• Three pedestrian injury risk prediction models were developed in this study
• A mass crash data model was validated using in-depth crash data
• This model could theoretically be used in a pedestrian AACN system
• A refined model could potentially improve pedestrian collision injury outcomes
• Such a model would need to be widely deployed in an AACN system to be effective
Advanced Automated Crash Notification (AACN) systems can inform emergency services of a serious road crash with minimal delay, giving the precise location of the crash and transmitting key information from the vehicle’s event data recorder, including: the crashed vehicle’s delta-V (vehicle change in velocity resulting from the crash), occupant seatbelt use, airbag deployment, and travelling speed. This information can be used to determine the likelihood of serious injury within the crashed vehicle using a suitable injury prediction algorithm. The purpose of this study was to examine two pedestrian crash data sets to develop pedestrian injury risk models using logistic regression analysis.

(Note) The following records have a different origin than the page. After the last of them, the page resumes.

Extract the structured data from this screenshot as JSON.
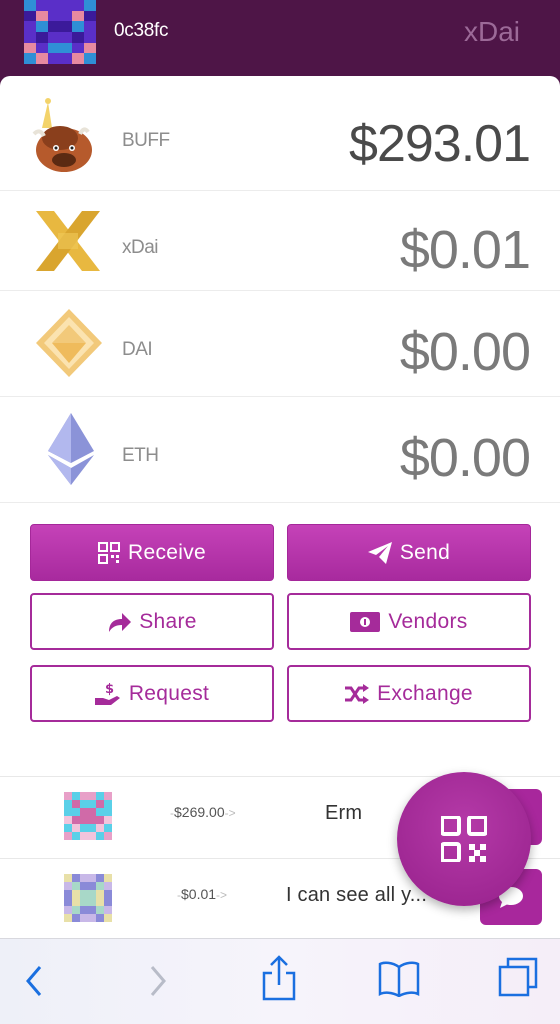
{
  "header": {
    "address": "0c38fc",
    "network": "xDai"
  },
  "tokens": [
    {
      "name": "BUFF",
      "balance": "$293.01",
      "icon": "buffalo-icon"
    },
    {
      "name": "xDai",
      "balance": "$0.01",
      "icon": "xdai-icon"
    },
    {
      "name": "DAI",
      "balance": "$0.00",
      "icon": "dai-icon"
    },
    {
      "name": "ETH",
      "balance": "$0.00",
      "icon": "eth-icon"
    }
  ],
  "actions": {
    "receive": "Receive",
    "send": "Send",
    "share": "Share",
    "vendors": "Vendors",
    "request": "Request",
    "exchange": "Exchange"
  },
  "transactions": [
    {
      "amount": "$269.00",
      "message": "Erm"
    },
    {
      "amount": "$0.01",
      "message": "I can see all y..."
    }
  ],
  "colors": {
    "header_bg": "#4e1547",
    "accent": "#a52b9a"
  }
}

Vehicle speed was used as the predictor variable and injury outcome was the response variable. The crash data used was from the in-depth crash database collected by the Centre for Automotive Safety Research (CASR) and from the South Australian Traffic Accident Reporting System (TARS) mass crash database. Three injury prediction models were developed and a discussion of the data and models are presented. Ultimately, the TARS data injury prediction model was selected as the most suitable injury prediction model, and this model was validated with the CASR in-depth data using receiver operator characteristic analysis. Suitability of the final model for use in a pedestrian AACN system was assessed using an injury threshold analysis. By accepting an injury underestimate rate of 10%, the minimum threshold for injury (for an AACN system activation) is 23%, which occurs at a vehicle speed 23 km/h; the corresponding injury over estimation rate was 84%.